The death of service

It’s uncanny that I have such encounters when reading a book on the subject.

As some of you may be aware, I am reading about the future of banking – where archaic procedures meet their nemesis in new-age agile technology.

And today, the universe conspired to demonstrate that what I read was indeed waiting to happen.

Short story – took a car loan from a leading bank here, a couple of months back. The over-enthusiastic loan seller (can’t bring myself to call them relationship managers) bundled a current account along with the loan, and why? It’s internal processs, he said. More like a bit more commission for me, I thought.

Nevertheless, they also made me sign a direct debit from my existing bank, even though the first installment of the loan was a couple of months away. You can change it later, I was told.

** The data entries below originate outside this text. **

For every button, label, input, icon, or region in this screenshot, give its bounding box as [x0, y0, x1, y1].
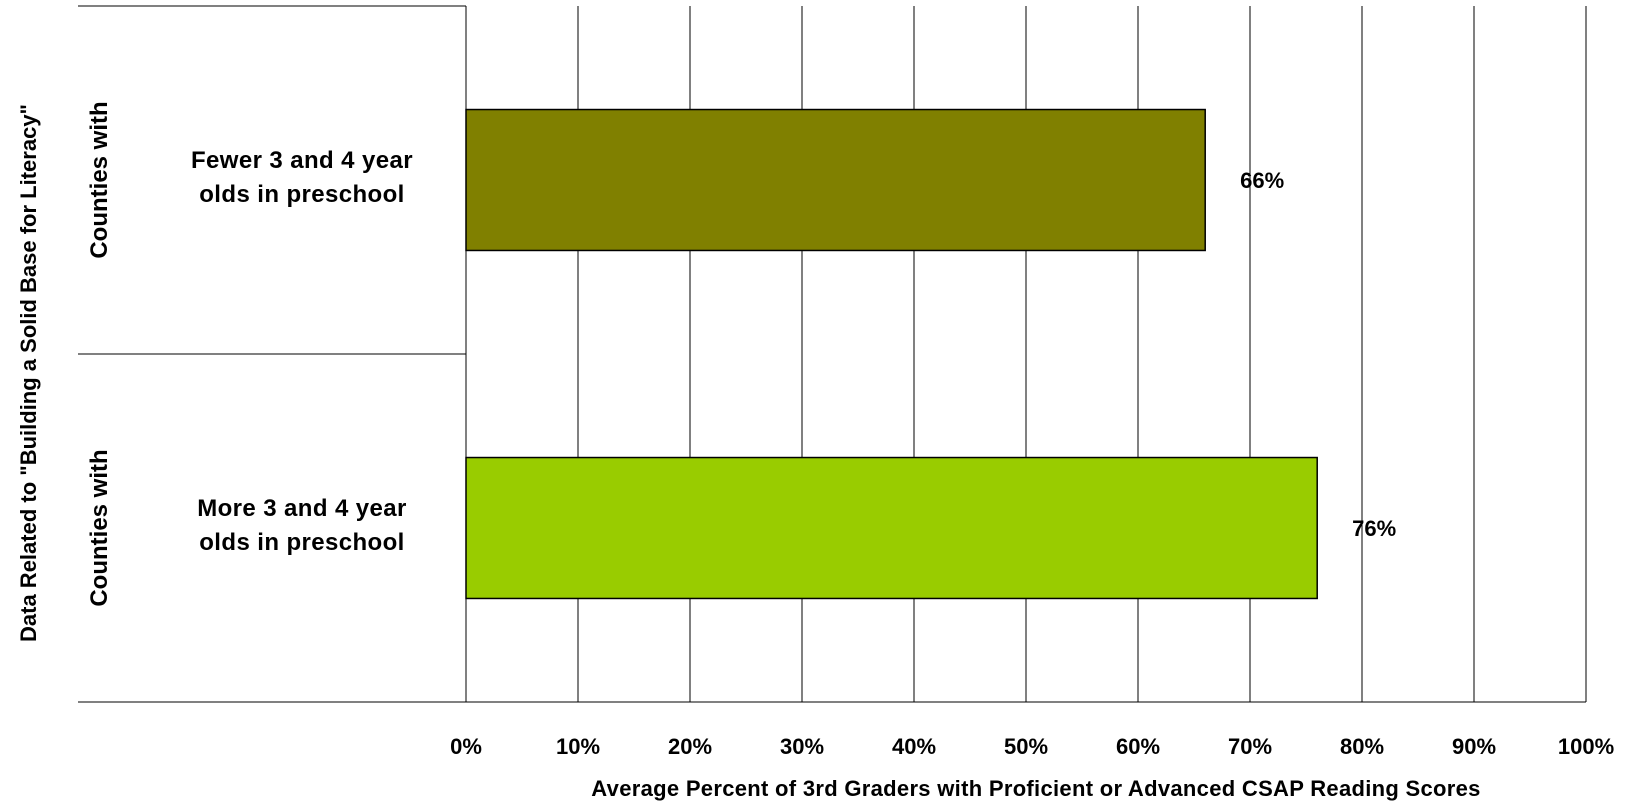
- category-labels: Fewer 3 and 4 year olds in preschool More …: [191, 147, 413, 556]
- y-axis-label: Data Related to "Building a Solid Base f…: [16, 104, 41, 642]
- x-tick-label-0: 0%: [450, 734, 482, 759]
- x-tick-label-40: 40%: [892, 734, 936, 759]
- x-tick-label-30: 30%: [780, 734, 824, 759]
- group-label-2: Counties with: [86, 449, 113, 606]
- x-tick-label-60: 60%: [1116, 734, 1160, 759]
- bar-2: [465, 456, 1318, 600]
- category-label-2: More 3 and 4 year olds in preschool: [197, 495, 407, 556]
- category-dividers: [78, 5, 1586, 703]
- x-axis-label: Average Percent of 3rd Graders with Prof…: [591, 776, 1480, 801]
- bars: [465, 108, 1318, 600]
- x-tick-label-100: 100%: [1558, 734, 1614, 759]
- x-tick-label-80: 80%: [1340, 734, 1384, 759]
- x-tick-labels: 0% 10% 20% 30% 40% 50% 60% 70% 80% 90% 100%: [450, 734, 1614, 759]
- x-tick-label-10: 10%: [556, 734, 600, 759]
- x-tick-label-90: 90%: [1452, 734, 1496, 759]
- category-label-1: Fewer 3 and 4 year olds in preschool: [191, 147, 413, 208]
- bar-1: [465, 108, 1206, 252]
- x-tick-label-50: 50%: [1004, 734, 1048, 759]
- data-label-2: 76%: [1352, 516, 1396, 541]
- data-labels: 66% 76%: [1240, 168, 1396, 541]
- x-tick-label-20: 20%: [668, 734, 712, 759]
- data-label-1: 66%: [1240, 168, 1284, 193]
- group-labels: Counties with Counties with: [86, 101, 113, 606]
- group-label-1: Counties with: [86, 101, 113, 258]
- x-tick-label-70: 70%: [1228, 734, 1272, 759]
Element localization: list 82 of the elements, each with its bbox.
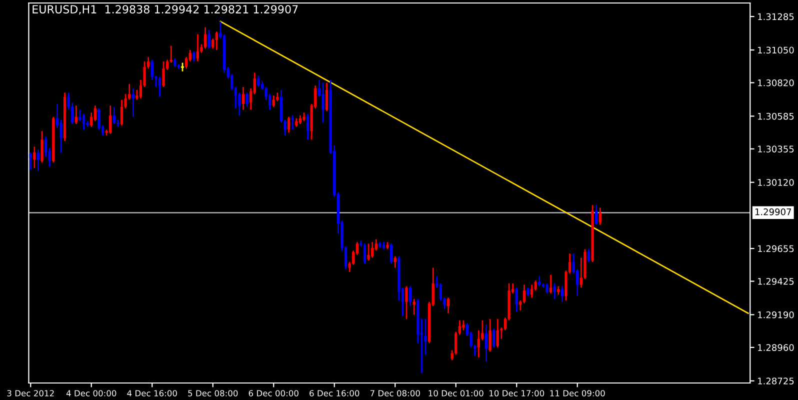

Come November 28th. They deduct my first installment from the current account, not from the direct debit. And that’s not all. A couple of days later, they also knock on the virtual door of my other bank, attempting to deduct money from there as well…Ahem!

Anyways, they did this 4-5 times before I decided to visit the branch and take corrective action. All good they said. And today they called me and said – err…not so good. The head of credit apparently said that I was self-employed and hence a riskier loan, and so they would continue the direct debit from the other bank and refuse to do the same from their own bank.

Am I missing something or did this sound plain stupid?

It’s things like this that make me want the pace of digital neobanks to accelerate. Enough of signing endless forms (blank ones most of them), submitting IDs again and again and still walking into such silly situations. When a bank cannot understand that money in their own vaults is better than knocking on their neighbors, something is fundamentally wrong.

Being a slave to a process makes such things happen. A process is only as good as it’s intended outcome. I would focus on achieving the outcome in the least possible steps, rather than sticking to a process just because that “is the way it has always been done”.

Customers are well connected now. People demand utility. Good service. It’s not optional.